May 16, 2018
Why your company should have an inclusion toolkit — and how Bravely can help
In March, note-taking app Evernote revealed a slew of new initiatives demonstrating their commitment to Inclusion and Diversity. (We love their intentional reversal of the more common “Diversity and Inclusion” moniker, reflecting their priorities as an organization committed to fostering a workplace that works for everyone.) They shared that they had achieved gender pay parity, released their internal diversity statistics, and announced the launch of a program designed to cultivate male allies in the workplace.
At the same time, the company’s Head of People told Entrepreneur that they were rolling out Bravely: emphasizing that “the implications for inclusion are clear.”
When we started building Bravely, we set out to build a resource that would help employees navigate stressful situations by having better, more productive conversations with their colleagues and managers. We had a hunch that it would appeal to female and diverse employees, but we were blown away by how often sessions were being booked by women, people of color, and those who identify as LGBTQ+.
Two things quickly became clear. First, we saw the power of Bravely to help people deal with workplace issues specific to their identity — and how those issues impacted their sense of belonging. Second, we saw first-hand that different employees dealt with different levels of intimidation when it came to having difficult conversations around performance, colleague or manager relationships, and organizational change. For employees who aren’t white or male, everyday issues felt more acute.
A dialogue around this concept of identity, inclusion, and belonging has started bubbling up the surface. Yet while companies engage in measurable efforts to hire diverse talent — which, of course, is critical — they’re doing less to support these diverse employees once they’ve been hired.
The results from The Kapor Center for Social Impact’s “Tech Leavers” Study do a good job of summing up this problem, driving home that tech companies suffer from a “revolving door” of talent. “Workplace culture drives turnover,” the study concludes, “significantly affecting the retention of underrepresented groups, and costing more than $16 billion each year.”
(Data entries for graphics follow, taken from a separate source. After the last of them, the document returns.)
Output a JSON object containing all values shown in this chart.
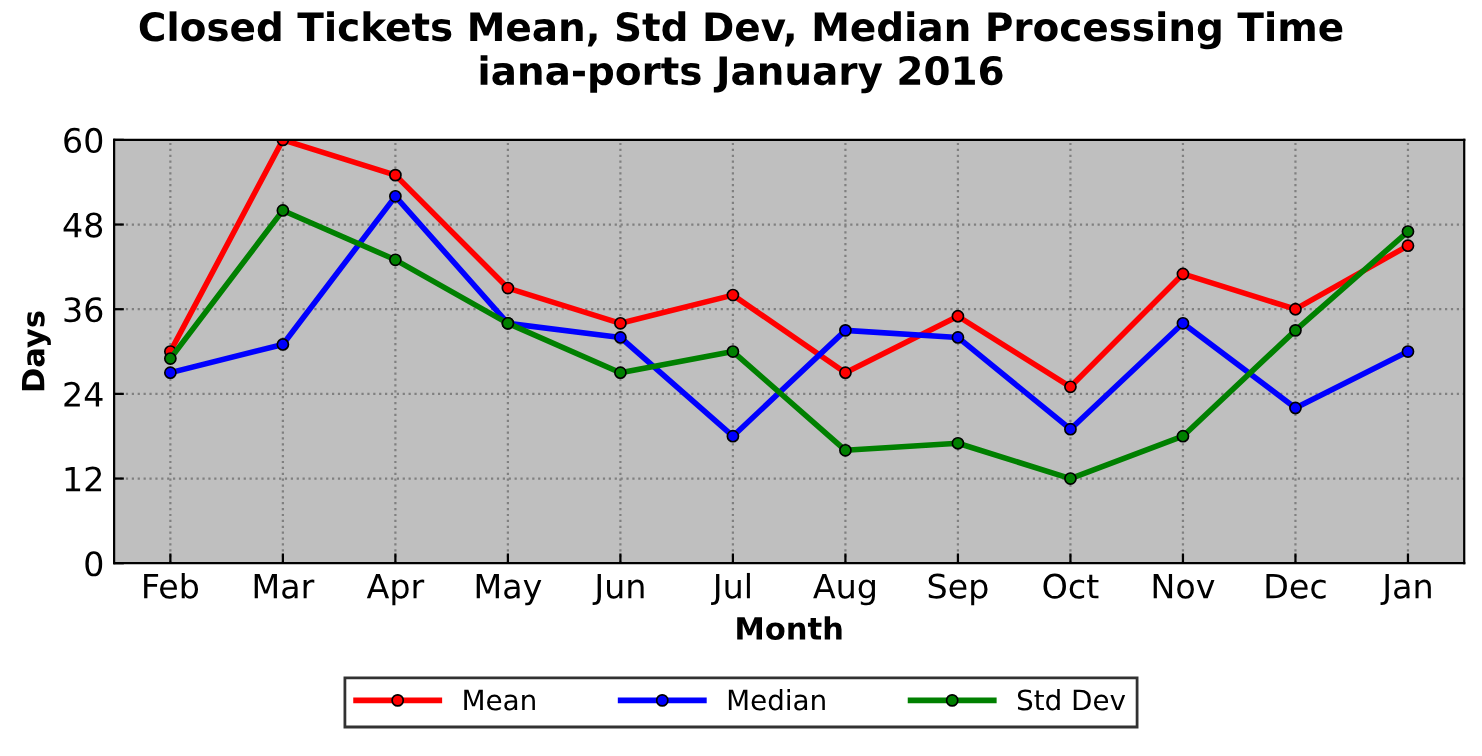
{
  "chart_data": {
    "type": "line",
    "title": "Closed Tickets Mean, Std Dev, Median Processing Time\niana-ports January 2016",
    "xlabel": "Month",
    "ylabel": "Days",
    "categories": [
      "Feb",
      "Mar",
      "Apr",
      "May",
      "Jun",
      "Jul",
      "Aug",
      "Sep",
      "Oct",
      "Nov",
      "Dec",
      "Jan"
    ],
    "series": [
      {
        "name": "Mean",
        "color": "#ff0000",
        "values": [
          30,
          60,
          55,
          39,
          34,
          38,
          27,
          35,
          25,
          41,
          36,
          45
        ]
      },
      {
        "name": "Median",
        "color": "#0000ff",
        "values": [
          27,
          31,
          52,
          34,
          32,
          18,
          33,
          32,
          19,
          34,
          22,
          30
        ]
      },
      {
        "name": "Std Dev",
        "color": "#008000",
        "values": [
          29,
          50,
          43,
          34,
          27,
          30,
          16,
          17,
          12,
          18,
          33,
          47
        ]
      }
    ],
    "ylim": [
      0,
      60
    ],
    "yticks": [
      0,
      12,
      24,
      36,
      48,
      60
    ],
    "grid": true,
    "legend": "bottom",
    "marker": "circle",
    "line_style": "solid"
  }
}
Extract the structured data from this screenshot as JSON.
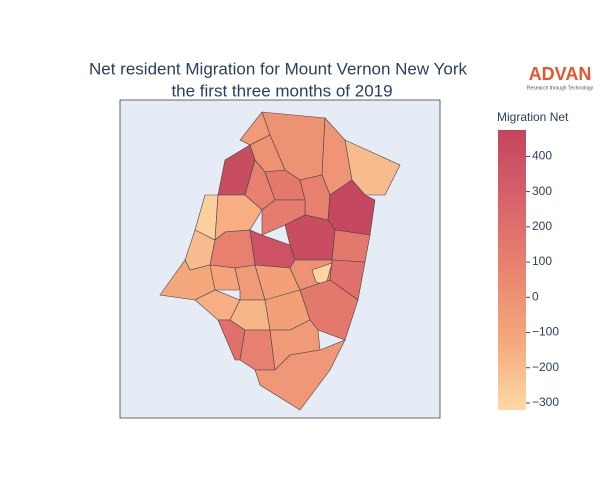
{
  "chart_data": {
    "type": "choropleth",
    "title": "Net resident Migration for Mount Vernon New York",
    "subtitle": "the first three months of 2019",
    "logo": "ADVAN",
    "logo_tagline": "Research through Technology",
    "colorbar_title": "Migration Net",
    "clim": [
      -320,
      475
    ],
    "colorscale": [
      "#fcd9a6",
      "#f5a77c",
      "#e9846f",
      "#d8636a",
      "#c2445e"
    ],
    "cticks": [
      {
        "value": -300,
        "label": "−300"
      },
      {
        "value": -200,
        "label": "−200"
      },
      {
        "value": -100,
        "label": "−100"
      },
      0,
      100,
      200,
      300,
      400
    ],
    "values": [
      0,
      -20,
      -200,
      -50,
      0,
      420,
      -280,
      100,
      150,
      100,
      450,
      -150,
      120,
      420,
      150,
      -200,
      100,
      380,
      -120,
      -100,
      -50,
      -80,
      0,
      200,
      -300,
      -150,
      -180,
      -80,
      150,
      200,
      100,
      -50,
      -30
    ]
  }
}
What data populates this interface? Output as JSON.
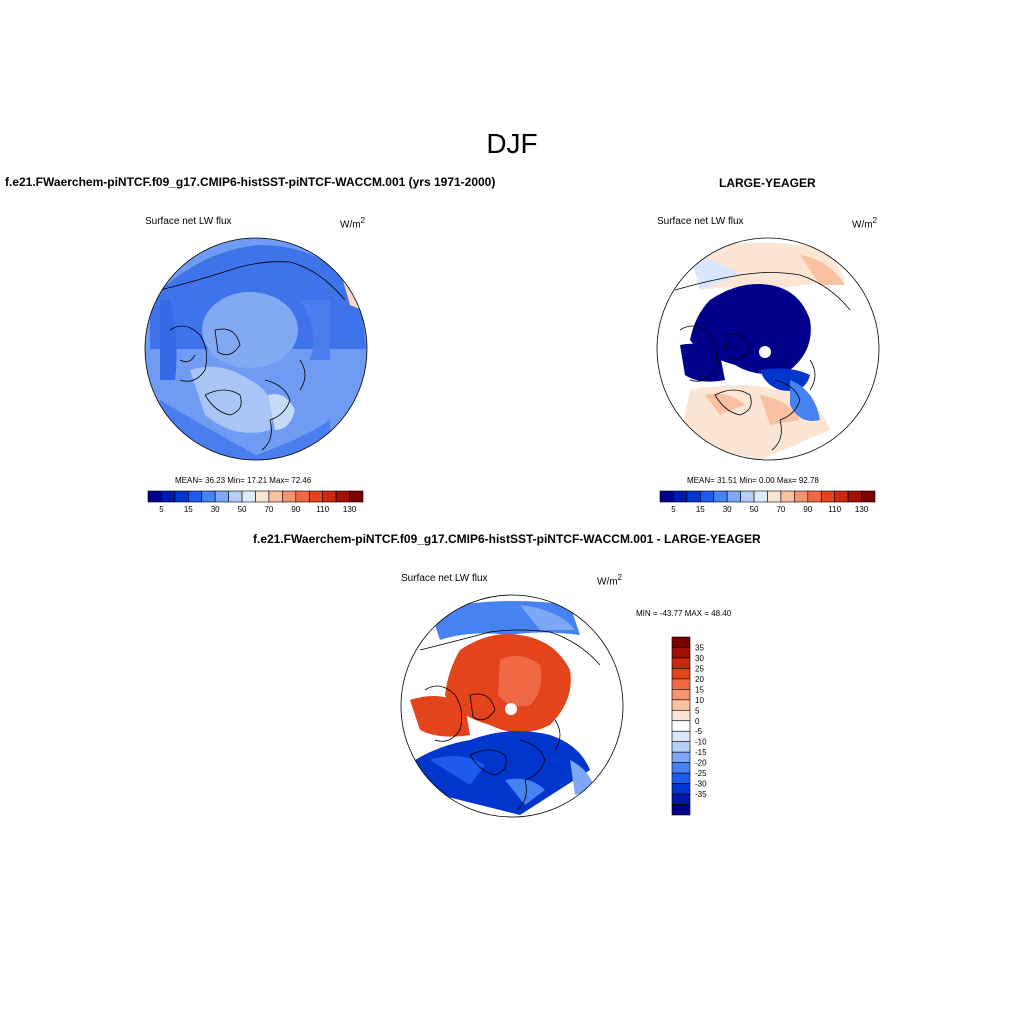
{
  "figure": {
    "title": "DJF",
    "case_title": "f.e21.FWaerchem-piNTCF.f09_g17.CMIP6-histSST-piNTCF-WACCM.001 (yrs 1971-2000)",
    "ref_title": "LARGE-YEAGER",
    "diff_title": "f.e21.FWaerchem-piNTCF.f09_g17.CMIP6-histSST-piNTCF-WACCM.001 - LARGE-YEAGER"
  },
  "panels": {
    "case": {
      "variable": "Surface net LW flux",
      "units": "W/m",
      "units_exp": "2",
      "stats": "MEAN=  36.23  Min=  17.21  Max=  72.46"
    },
    "ref": {
      "variable": "Surface net LW flux",
      "units": "W/m",
      "units_exp": "2",
      "stats": "MEAN=  31.51  Min=   0.00  Max=  92.78"
    },
    "diff": {
      "variable": "Surface net LW flux",
      "units": "W/m",
      "units_exp": "2",
      "stats": "MIN = -43.77 MAX =  48.40"
    }
  },
  "colorbars": {
    "abs_colors": [
      "#00008b",
      "#0019a8",
      "#0036cc",
      "#1e5af0",
      "#4682f0",
      "#7ea8f5",
      "#b5cef8",
      "#e0ebfa",
      "#fbe6d6",
      "#f9c0a1",
      "#f69470",
      "#ef6a44",
      "#e4441b",
      "#c92a0f",
      "#a30f05",
      "#7a0000"
    ],
    "abs_labels": [
      "5",
      "15",
      "30",
      "50",
      "70",
      "90",
      "110",
      "130"
    ],
    "diff_colors": [
      "#7a0000",
      "#a30f05",
      "#c92a0f",
      "#e4441b",
      "#ef6a44",
      "#f69470",
      "#f9c0a1",
      "#fbe6d6",
      "#ffffff",
      "#d9e6fb",
      "#b5cef8",
      "#7ea8f5",
      "#4682f0",
      "#1e5af0",
      "#0036cc",
      "#0019a8",
      "#00008b"
    ],
    "diff_labels": [
      "35",
      "30",
      "25",
      "20",
      "15",
      "10",
      "5",
      "0",
      "-5",
      "-10",
      "-15",
      "-20",
      "-25",
      "-30",
      "-35"
    ]
  }
}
The takeaway: the case is pretty clear for the need to invest in work environments that prioritize inclusivity at every level. Now the focus most turn to policies, programs, and practices that organizations can adopt to create this kind of environment — something we like to refer to as a company’s “inclusion toolkit.” And at Bravely, we believe that open, honest conversations should be at the core of this set of tools.
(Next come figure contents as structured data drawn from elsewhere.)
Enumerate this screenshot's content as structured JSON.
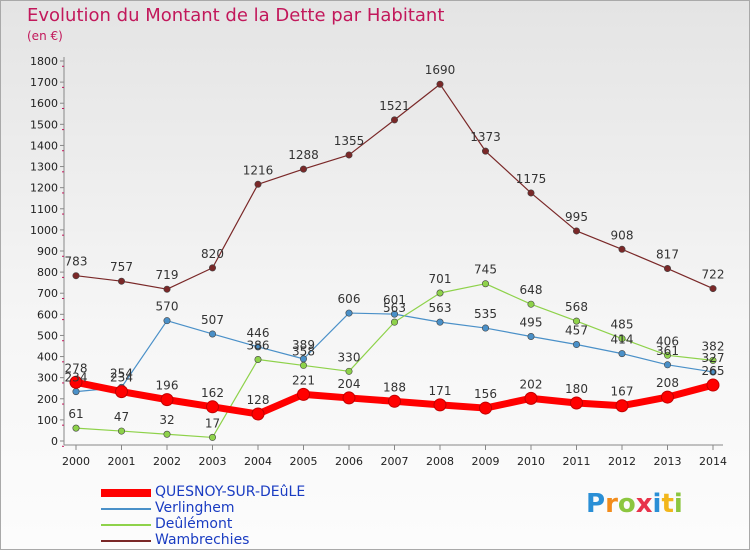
{
  "header": {
    "title": "Evolution du Montant de la Dette par Habitant",
    "subtitle": "(en €)"
  },
  "logo": {
    "text": "Proxiti"
  },
  "chart_data": {
    "type": "line",
    "title": "Evolution du Montant de la Dette par Habitant",
    "subtitle": "(en €)",
    "xlabel": "",
    "ylabel": "",
    "ylim": [
      0,
      1800
    ],
    "y_ticks": [
      0,
      100,
      200,
      300,
      400,
      500,
      600,
      700,
      800,
      900,
      1000,
      1100,
      1200,
      1300,
      1400,
      1500,
      1600,
      1700,
      1800
    ],
    "categories": [
      "2000",
      "2001",
      "2002",
      "2003",
      "2004",
      "2005",
      "2006",
      "2007",
      "2008",
      "2009",
      "2010",
      "2011",
      "2012",
      "2013",
      "2014"
    ],
    "grid": false,
    "legend_position": "bottom",
    "series": [
      {
        "name": "QUESNOY-SUR-DEûLE",
        "color": "#ff0000",
        "emphasis": true,
        "values": [
          278,
          234,
          196,
          162,
          128,
          221,
          204,
          188,
          171,
          156,
          202,
          180,
          167,
          208,
          265
        ]
      },
      {
        "name": "Verlinghem",
        "color": "#4a90c8",
        "emphasis": false,
        "values": [
          234,
          254,
          570,
          507,
          446,
          389,
          606,
          601,
          563,
          535,
          495,
          457,
          414,
          361,
          327
        ]
      },
      {
        "name": "Deûlémont",
        "color": "#8ed24a",
        "emphasis": false,
        "values": [
          61,
          47,
          32,
          17,
          386,
          358,
          330,
          563,
          701,
          745,
          648,
          568,
          485,
          406,
          382
        ]
      },
      {
        "name": "Wambrechies",
        "color": "#7a2828",
        "emphasis": false,
        "values": [
          783,
          757,
          719,
          820,
          1216,
          1288,
          1355,
          1521,
          1690,
          1373,
          1175,
          995,
          908,
          817,
          722
        ]
      }
    ]
  }
}
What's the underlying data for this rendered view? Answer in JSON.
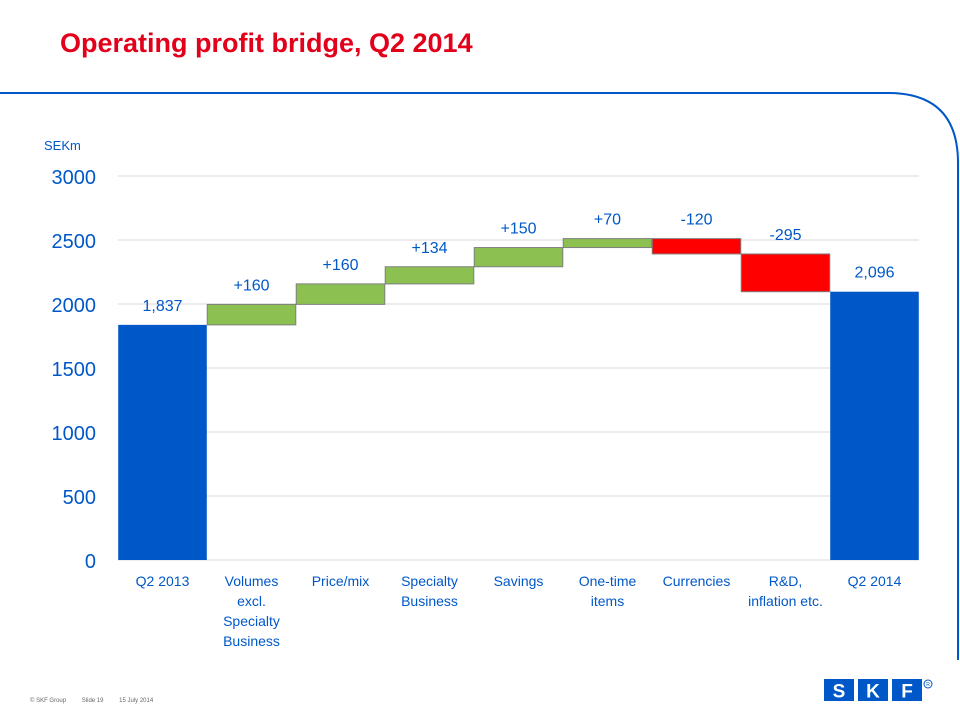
{
  "slide": {
    "title": "Operating profit bridge, Q2 2014",
    "footer": {
      "copyright": "© SKF Group",
      "slide_no": "Slide 19",
      "date": "15 July 2014"
    },
    "logo_text": "SKF®"
  },
  "colors": {
    "title": "#e2001a",
    "total_bar": "#0058c8",
    "increase_bar": "#8cc152",
    "decrease_bar": "#ff0000",
    "frame_line": "#0058c8",
    "grid": "#d9d9d9"
  },
  "chart_data": {
    "type": "bar",
    "subtype": "waterfall",
    "ylabel": "SEKm",
    "ylim": [
      0,
      3000
    ],
    "yticks": [
      0,
      500,
      1000,
      1500,
      2000,
      2500,
      3000
    ],
    "grid": true,
    "legend": "none",
    "categories": [
      [
        "Q2 2013"
      ],
      [
        "Volumes",
        "excl.",
        "Specialty",
        "Business"
      ],
      [
        "Price/mix"
      ],
      [
        "Specialty",
        "Business"
      ],
      [
        "Savings"
      ],
      [
        "One-time",
        "items"
      ],
      [
        "Currencies"
      ],
      [
        "R&D,",
        "inflation etc."
      ],
      [
        "Q2 2014"
      ]
    ],
    "bars": [
      {
        "kind": "total",
        "start": 0,
        "end": 1837,
        "label": "1,837"
      },
      {
        "kind": "increase",
        "start": 1837,
        "end": 1997,
        "label": "+160"
      },
      {
        "kind": "increase",
        "start": 1997,
        "end": 2157,
        "label": "+160"
      },
      {
        "kind": "increase",
        "start": 2157,
        "end": 2291,
        "label": "+134"
      },
      {
        "kind": "increase",
        "start": 2291,
        "end": 2441,
        "label": "+150"
      },
      {
        "kind": "increase",
        "start": 2441,
        "end": 2511,
        "label": "+70"
      },
      {
        "kind": "decrease",
        "start": 2511,
        "end": 2391,
        "label": "-120"
      },
      {
        "kind": "decrease",
        "start": 2391,
        "end": 2096,
        "label": "-295"
      },
      {
        "kind": "total",
        "start": 0,
        "end": 2096,
        "label": "2,096"
      }
    ]
  }
}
A 2017 study from Paradigm reaffirms the importance of conversation in working towards a more inclusive workplace. It highlights practices that ensure “that all employees feel like they have a voice” as key pillars of inclusive leadership, concluding (much like we did) that demographic attributes such as gender, race/ethnicity, age, and cultural background can prevent entire groups from being heard. “Employees from underrepresented backgrounds often face unique barriers with respect to voice, as they are often less empowered to share ideas, given less speaking time, and interrupted when they do share.”
Similarly, a 2017 study from Culture Amp and Paradigm zeroed in on the power of cultivating “trusting relationships” among colleagues as a driver of belonging, and emphasized the importance of coaching mentors and managers with the goal of encouraging more open and honest 1:1 meetings. And a recent report from Atlassian, State of Diversity and Inclusion in the US, echoes the importance of productive communication: concluding that “companies must create a place where teammates can have open, respectful dialogue.”
This proactive, constructive, and healthy dialogue is at the heart of Bravely. We’ve designed our platform to help people take action when they’re unsatisfied, upset, or stressed: making it easy for employees to get advice from conflict coaches outside of their workplace, without fear of bias or retribution. And it’s working. Over 80% of our users have reported being more likely to embrace a tough conversation with their boss, manager, colleague, or direct report as a result. We’ve also been glad to see that 20% of Bravely sessions are scheduled by managers who want to prepare for challenging 1:1 conversations with their direct reports.
As an industry, we’ve only scratched the surface of what a more inclusive workplace looks like. We’re encouraged by the fact that a growing body of research confirms our mission at Bravely: empowering individuals, especially those who are underrepresented, to use their voice to solve problems. And we’re excited to continue building a company that equips people to cultivate their sense of belonging through conversation.